Cosmology

The bridge between cosmology and visual perspective lies in our observation of the universe: light serves as both data for cosmology and a medium for human perception. Since light takes time to travel, observing distant space means witnessing the universe’s past rather than its present.


In observing the universe, standard linear perspective sometimes fails (where parallel lines converge to a vanishing point on a flat plane), and cosmology uses General Relativity to explain light travel through spacetime.

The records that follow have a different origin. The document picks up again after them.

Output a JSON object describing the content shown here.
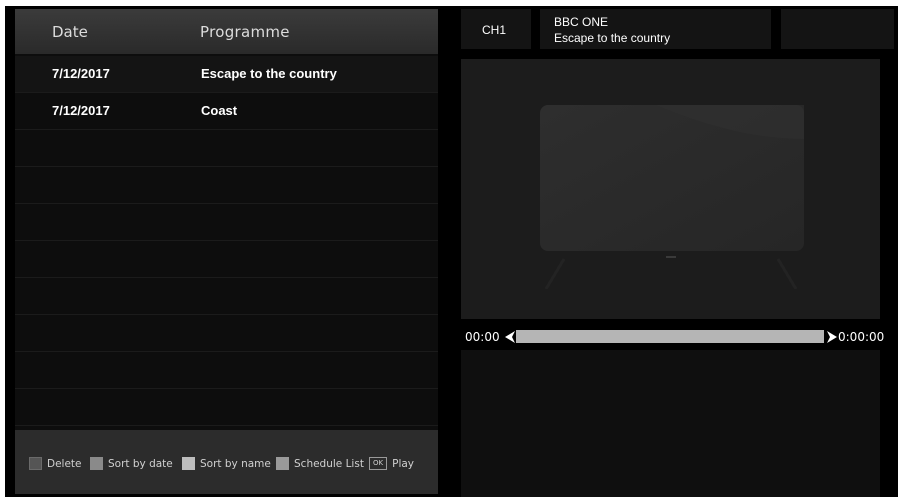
{
  "list": {
    "header": {
      "date": "Date",
      "programme": "Programme"
    },
    "rows": [
      {
        "date": "7/12/2017",
        "programme": "Escape to the country"
      },
      {
        "date": "7/12/2017",
        "programme": "Coast"
      }
    ]
  },
  "footer": {
    "delete_label": "Delete",
    "sort_date_label": "Sort by date",
    "sort_name_label": "Sort by name",
    "schedule_label": "Schedule List",
    "ok_key": "OK",
    "play_label": "Play"
  },
  "info": {
    "channel_number": "CH1",
    "channel_name": "BBC ONE",
    "programme_title": "Escape to the country"
  },
  "playback": {
    "start_time": "00:00",
    "end_time": "0:00:00",
    "progress_fraction": 1.0
  },
  "colors": {
    "background": "#000000",
    "panel": "#0d0d0d",
    "header": "#3b3b3b",
    "footer": "#2c2c2c",
    "progress": "#b5b5b5"
  },
  "icons": {
    "left_arrow": "triangle-left-icon",
    "right_arrow": "triangle-right-icon"
  }
}
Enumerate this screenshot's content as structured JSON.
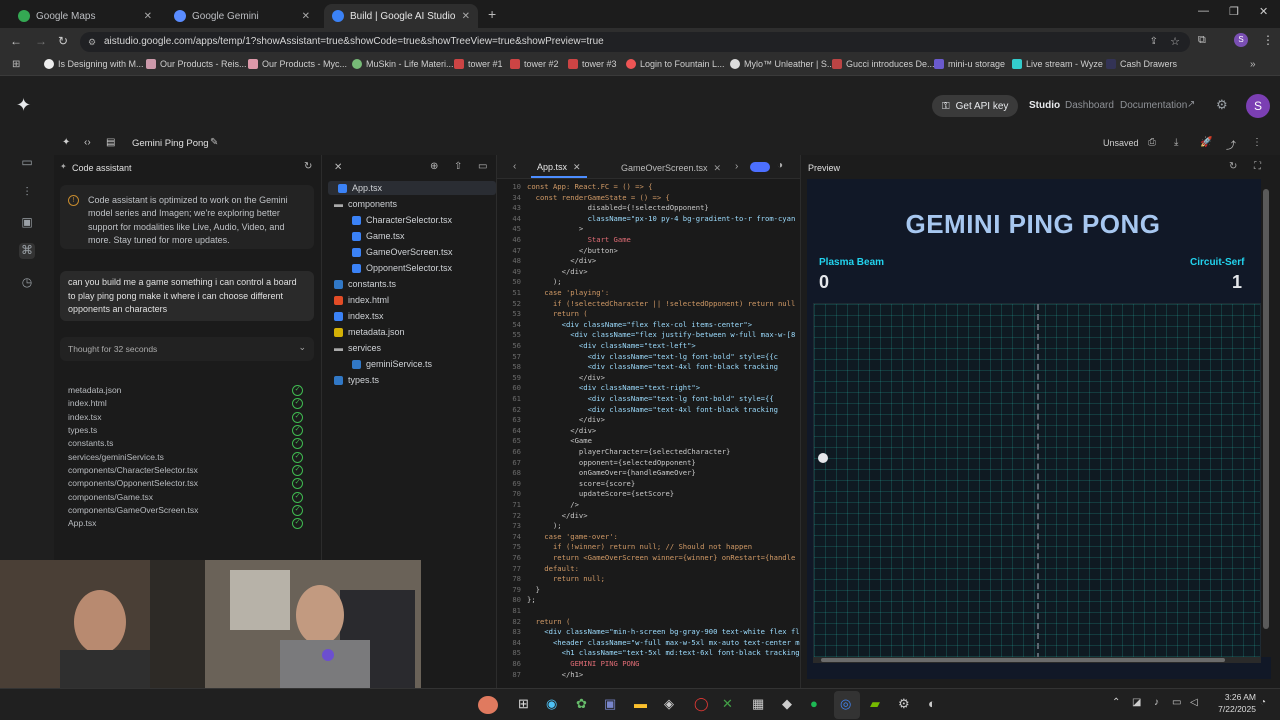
{
  "browser": {
    "tabs": [
      {
        "title": "Google Maps"
      },
      {
        "title": "Google Gemini"
      },
      {
        "title": "Build | Google AI Studio"
      }
    ],
    "url": "aistudio.google.com/apps/temp/1?showAssistant=true&showCode=true&showTreeView=true&showPreview=true",
    "bookmarks": [
      "Is Designing with M...",
      "Our Products - Reis...",
      "Our Products - Myc...",
      "MuSkin - Life Materi...",
      "tower #1",
      "tower #2",
      "tower #3",
      "Login to Fountain L...",
      "Mylo™ Unleather | S...",
      "Gucci introduces De...",
      "mini-u storage",
      "Live stream - Wyze",
      "Cash Drawers"
    ]
  },
  "header": {
    "api_key": "Get API key",
    "nav": [
      "Studio",
      "Dashboard",
      "Documentation"
    ],
    "avatar": "S"
  },
  "project": {
    "name": "Gemini Ping Pong",
    "status": "Unsaved"
  },
  "assistant": {
    "title": "Code assistant",
    "notice": "Code assistant is optimized to work on the Gemini model series and Imagen; we're exploring better support for modalities like Live, Audio, Video, and more. Stay tuned for more updates.",
    "prompt": "can you build me a game something i can control a board to play ping pong make it where i can choose different opponents an characters",
    "thought": "Thought for 32 seconds",
    "generated_files": [
      "metadata.json",
      "index.html",
      "index.tsx",
      "types.ts",
      "constants.ts",
      "services/geminiService.ts",
      "components/CharacterSelector.tsx",
      "components/OpponentSelector.tsx",
      "components/Game.tsx",
      "components/GameOverScreen.tsx",
      "App.tsx"
    ]
  },
  "filetree": {
    "items": [
      {
        "name": "App.tsx",
        "type": "file"
      },
      {
        "name": "components",
        "type": "folder"
      },
      {
        "name": "CharacterSelector.tsx",
        "type": "file"
      },
      {
        "name": "Game.tsx",
        "type": "file"
      },
      {
        "name": "GameOverScreen.tsx",
        "type": "file"
      },
      {
        "name": "OpponentSelector.tsx",
        "type": "file"
      },
      {
        "name": "constants.ts",
        "type": "file"
      },
      {
        "name": "index.html",
        "type": "file"
      },
      {
        "name": "index.tsx",
        "type": "file"
      },
      {
        "name": "metadata.json",
        "type": "file"
      },
      {
        "name": "services",
        "type": "folder"
      },
      {
        "name": "geminiService.ts",
        "type": "file"
      },
      {
        "name": "types.ts",
        "type": "file"
      }
    ]
  },
  "editor": {
    "tabs": [
      "App.tsx",
      "GameOverScreen.tsx"
    ],
    "lines": [
      {
        "n": "10",
        "t": "const App: React.FC = () => {"
      },
      {
        "n": "34",
        "t": "  const renderGameState = () => {"
      },
      {
        "n": "43",
        "t": "              disabled={!selectedOpponent}"
      },
      {
        "n": "44",
        "t": "              className=\"px-10 py-4 bg-gradient-to-r from-cyan"
      },
      {
        "n": "45",
        "t": "            >"
      },
      {
        "n": "46",
        "t": "              Start Game"
      },
      {
        "n": "47",
        "t": "            </button>"
      },
      {
        "n": "48",
        "t": "          </div>"
      },
      {
        "n": "49",
        "t": "        </div>"
      },
      {
        "n": "50",
        "t": "      );"
      },
      {
        "n": "51",
        "t": "    case 'playing':"
      },
      {
        "n": "52",
        "t": "      if (!selectedCharacter || !selectedOpponent) return null"
      },
      {
        "n": "53",
        "t": "      return ("
      },
      {
        "n": "54",
        "t": "        <div className=\"flex flex-col items-center\">"
      },
      {
        "n": "55",
        "t": "          <div className=\"flex justify-between w-full max-w-[8"
      },
      {
        "n": "56",
        "t": "            <div className=\"text-left\">"
      },
      {
        "n": "57",
        "t": "              <div className=\"text-lg font-bold\" style={{c"
      },
      {
        "n": "58",
        "t": "              <div className=\"text-4xl font-black tracking"
      },
      {
        "n": "59",
        "t": "            </div>"
      },
      {
        "n": "60",
        "t": "            <div className=\"text-right\">"
      },
      {
        "n": "61",
        "t": "              <div className=\"text-lg font-bold\" style={{"
      },
      {
        "n": "62",
        "t": "              <div className=\"text-4xl font-black tracking"
      },
      {
        "n": "63",
        "t": "            </div>"
      },
      {
        "n": "64",
        "t": "          </div>"
      },
      {
        "n": "65",
        "t": "          <Game"
      },
      {
        "n": "66",
        "t": "            playerCharacter={selectedCharacter}"
      },
      {
        "n": "67",
        "t": "            opponent={selectedOpponent}"
      },
      {
        "n": "68",
        "t": "            onGameOver={handleGameOver}"
      },
      {
        "n": "69",
        "t": "            score={score}"
      },
      {
        "n": "70",
        "t": "            updateScore={setScore}"
      },
      {
        "n": "71",
        "t": "          />"
      },
      {
        "n": "72",
        "t": "        </div>"
      },
      {
        "n": "73",
        "t": "      );"
      },
      {
        "n": "74",
        "t": "    case 'game-over':"
      },
      {
        "n": "75",
        "t": "      if (!winner) return null; // Should not happen"
      },
      {
        "n": "76",
        "t": "      return <GameOverScreen winner={winner} onRestart={handle"
      },
      {
        "n": "77",
        "t": "    default:"
      },
      {
        "n": "78",
        "t": "      return null;"
      },
      {
        "n": "79",
        "t": "  }"
      },
      {
        "n": "80",
        "t": "};"
      },
      {
        "n": "81",
        "t": ""
      },
      {
        "n": "82",
        "t": "  return ("
      },
      {
        "n": "83",
        "t": "    <div className=\"min-h-screen bg-gray-900 text-white flex fl"
      },
      {
        "n": "84",
        "t": "      <header className=\"w-full max-w-5xl mx-auto text-center m"
      },
      {
        "n": "85",
        "t": "        <h1 className=\"text-5xl md:text-6xl font-black tracking-"
      },
      {
        "n": "86",
        "t": "          GEMINI PING PONG"
      },
      {
        "n": "87",
        "t": "        </h1>"
      }
    ]
  },
  "preview": {
    "label": "Preview",
    "game_title": "GEMINI PING PONG",
    "player_name": "Plasma Beam",
    "player_score": "0",
    "opponent_name": "Circuit-Serf",
    "opponent_score": "1"
  },
  "taskbar": {
    "time": "3:26 AM",
    "date": "7/22/2025"
  }
}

  • Gravitational Lensing: Massive objects warp spacetime, bending light and creating optically ‘magnified’ images of distant galaxies. 
  • Relativistic Aberration: the change in the apparent direction of light (or any electromagnetic radiation) caused by an observer moving at a significant fraction of the speed of light. It causes objects to appear shifted toward the direction of the observer’s motion, an extreme effect known as relativistic beaming
  • Time dilation:  the phenomenon where time passes at different rates for observers depending on their relative velocity or proximity to a gravitational mass. Because the speed of light is constant, time itself stretches or contracts to keep the laws of physics consistent for all observers.

Cosmologists decode the universe with large instruments, but our understanding nevertheless relies on human vision mechanics. The eye and universe share a deep philosophical connection through the microcosm/macrocosm link.

Making Visible the Invisible

Because the human eye cannot directly detect infrared, ultraviolet, or the faint glow of the early universe, scientists use advanced “instrument and new media perspective” detection and modelling to render cosmological data into images we can comprehend. 

  • The Cosmic Horizon: The Cosmic Microwave Background (CMB) marks the farthest visual reach, beyond which lies an impenetrable wall of early universe plasma.
  • Data Rendering: Converting telescope images at ‘invisible’ wavelengths into images humans can consider involves data interpretation and modelling.